The Professor and the Madman: A Tale of Murder, Insanity, and the Making of the Oxford English Dictionary by Simon Winchester, read like a novel (it even had illustrative sketches). The narrative focused on two men: Professor James Murray, who led the team of compilers for the Oxford English Dictionary, and Dr. W.C. Minor, a Civil War veteran. Minor was imprisoned as an inmate of an asylum for the criminally insane in England after he murdered a man in a fit of paranoid delusion. Dr. Minor’s insanity concentrated itself on nighttime delusions. For example, he thought that little girls made him perform “appalling actions” during the night and though mostly rational by day, he would baracade his bedroom door at night because he believed that intruders were pouring poison into his mouth through a funnel. He would insist on being weighed each morning to see if the poison had made him heavier. His madness finally led him to a desperate act of self mutilation that I will leave out, just in case you want to read the book and be unpleasantly surprised.
Winchester’s portrayal of this “madman” is insightful, tragic, and complex. Though enslaved by madness for much of his life, Minor was also a keen academic, a surgeon during the Civil War, and a collector of antique books. From his cell in the Broadmoor Asylum for the Criminally Insane, he submitted over ten thousand words to the OED project.

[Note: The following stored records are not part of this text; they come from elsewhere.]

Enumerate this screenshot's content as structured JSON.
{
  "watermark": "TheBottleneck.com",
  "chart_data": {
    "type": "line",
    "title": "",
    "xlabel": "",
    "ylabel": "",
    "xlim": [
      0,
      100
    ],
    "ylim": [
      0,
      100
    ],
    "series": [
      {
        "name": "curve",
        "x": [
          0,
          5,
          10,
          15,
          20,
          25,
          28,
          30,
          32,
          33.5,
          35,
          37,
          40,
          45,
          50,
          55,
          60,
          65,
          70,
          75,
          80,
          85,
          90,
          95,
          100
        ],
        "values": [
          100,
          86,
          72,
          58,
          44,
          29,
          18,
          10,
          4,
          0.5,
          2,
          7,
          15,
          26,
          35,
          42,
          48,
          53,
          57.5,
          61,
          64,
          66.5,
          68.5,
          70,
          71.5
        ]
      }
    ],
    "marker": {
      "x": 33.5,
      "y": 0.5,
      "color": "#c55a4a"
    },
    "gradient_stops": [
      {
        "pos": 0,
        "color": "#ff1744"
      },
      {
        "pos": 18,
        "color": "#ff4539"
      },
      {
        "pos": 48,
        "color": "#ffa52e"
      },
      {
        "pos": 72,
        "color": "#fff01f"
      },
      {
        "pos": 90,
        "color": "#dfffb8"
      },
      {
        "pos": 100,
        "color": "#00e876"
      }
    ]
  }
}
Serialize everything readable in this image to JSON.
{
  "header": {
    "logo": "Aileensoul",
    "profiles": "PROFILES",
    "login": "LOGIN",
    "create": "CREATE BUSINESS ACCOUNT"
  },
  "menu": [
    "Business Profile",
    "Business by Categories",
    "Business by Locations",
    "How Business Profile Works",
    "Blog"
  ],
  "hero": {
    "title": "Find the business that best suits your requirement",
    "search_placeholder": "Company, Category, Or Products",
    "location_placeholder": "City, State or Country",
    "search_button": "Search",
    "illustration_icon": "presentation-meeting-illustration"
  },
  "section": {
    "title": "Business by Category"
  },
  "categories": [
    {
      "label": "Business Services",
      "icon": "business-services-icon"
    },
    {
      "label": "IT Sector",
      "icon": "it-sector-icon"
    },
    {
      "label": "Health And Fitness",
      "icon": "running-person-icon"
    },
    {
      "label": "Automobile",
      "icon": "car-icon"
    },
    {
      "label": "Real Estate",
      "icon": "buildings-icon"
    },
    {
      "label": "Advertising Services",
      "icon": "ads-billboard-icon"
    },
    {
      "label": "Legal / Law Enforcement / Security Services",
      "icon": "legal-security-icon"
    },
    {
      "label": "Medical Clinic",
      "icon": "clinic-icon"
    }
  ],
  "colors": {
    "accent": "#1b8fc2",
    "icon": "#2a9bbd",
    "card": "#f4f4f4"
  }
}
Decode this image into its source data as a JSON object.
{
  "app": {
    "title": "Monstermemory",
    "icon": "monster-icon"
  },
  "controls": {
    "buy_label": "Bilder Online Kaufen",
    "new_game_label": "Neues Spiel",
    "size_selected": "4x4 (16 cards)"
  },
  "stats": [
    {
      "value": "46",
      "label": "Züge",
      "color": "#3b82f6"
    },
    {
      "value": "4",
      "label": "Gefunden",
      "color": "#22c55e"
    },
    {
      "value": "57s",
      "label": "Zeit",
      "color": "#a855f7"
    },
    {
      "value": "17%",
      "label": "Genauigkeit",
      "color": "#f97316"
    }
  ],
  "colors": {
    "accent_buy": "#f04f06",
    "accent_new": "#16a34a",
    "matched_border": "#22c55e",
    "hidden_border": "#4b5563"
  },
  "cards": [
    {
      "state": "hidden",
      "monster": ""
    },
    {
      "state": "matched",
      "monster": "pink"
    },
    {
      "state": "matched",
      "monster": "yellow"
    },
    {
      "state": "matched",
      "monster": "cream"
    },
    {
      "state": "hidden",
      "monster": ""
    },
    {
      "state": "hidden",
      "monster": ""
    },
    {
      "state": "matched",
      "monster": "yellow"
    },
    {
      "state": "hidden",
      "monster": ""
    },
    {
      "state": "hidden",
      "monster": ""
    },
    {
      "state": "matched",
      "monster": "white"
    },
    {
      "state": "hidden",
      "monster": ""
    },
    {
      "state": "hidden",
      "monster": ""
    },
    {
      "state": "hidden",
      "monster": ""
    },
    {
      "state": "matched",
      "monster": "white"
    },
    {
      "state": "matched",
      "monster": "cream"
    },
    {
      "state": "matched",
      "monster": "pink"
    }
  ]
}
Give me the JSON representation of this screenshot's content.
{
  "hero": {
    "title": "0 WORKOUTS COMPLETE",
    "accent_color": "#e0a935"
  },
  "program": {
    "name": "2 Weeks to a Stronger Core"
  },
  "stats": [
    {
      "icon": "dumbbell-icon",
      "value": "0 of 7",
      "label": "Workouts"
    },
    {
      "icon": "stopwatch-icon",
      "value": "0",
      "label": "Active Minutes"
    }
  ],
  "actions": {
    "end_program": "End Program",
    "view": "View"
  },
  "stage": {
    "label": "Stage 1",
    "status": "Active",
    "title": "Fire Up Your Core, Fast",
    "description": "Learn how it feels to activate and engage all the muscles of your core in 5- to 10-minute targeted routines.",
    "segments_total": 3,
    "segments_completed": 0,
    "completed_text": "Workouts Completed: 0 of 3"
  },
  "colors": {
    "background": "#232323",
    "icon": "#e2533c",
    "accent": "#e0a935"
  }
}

While Minor is an extremely interesting character to read about, I was also impressed by enormity of the the OED project. I’m so used to having a Dictionary at my fingertips that the idea of not being able to find a concise definition for a word, let alone being responsible for compiling, defining, and finding examples for all of the words in the English language is hard to conceive. It took over 70 years to complete the Oxford English Dictionary.
The only reservation I have about this book is that a lot of it seemed based on conjecture. Phrases such as, “might it be possible....,” “perhaps,” “one wonders if,” and “it seems reasonable to think” abounded. If it weren’t for these signal phrases one could easily assume that everything Winchester wrote was based on flawless, factual research. It’s clear, however, that he felt free to “fill in the gaps” and as long as you’re comfortable with a bit of fiction mixed with fact, you shouldn’t feel annoyed by the liberties he took in writing this book.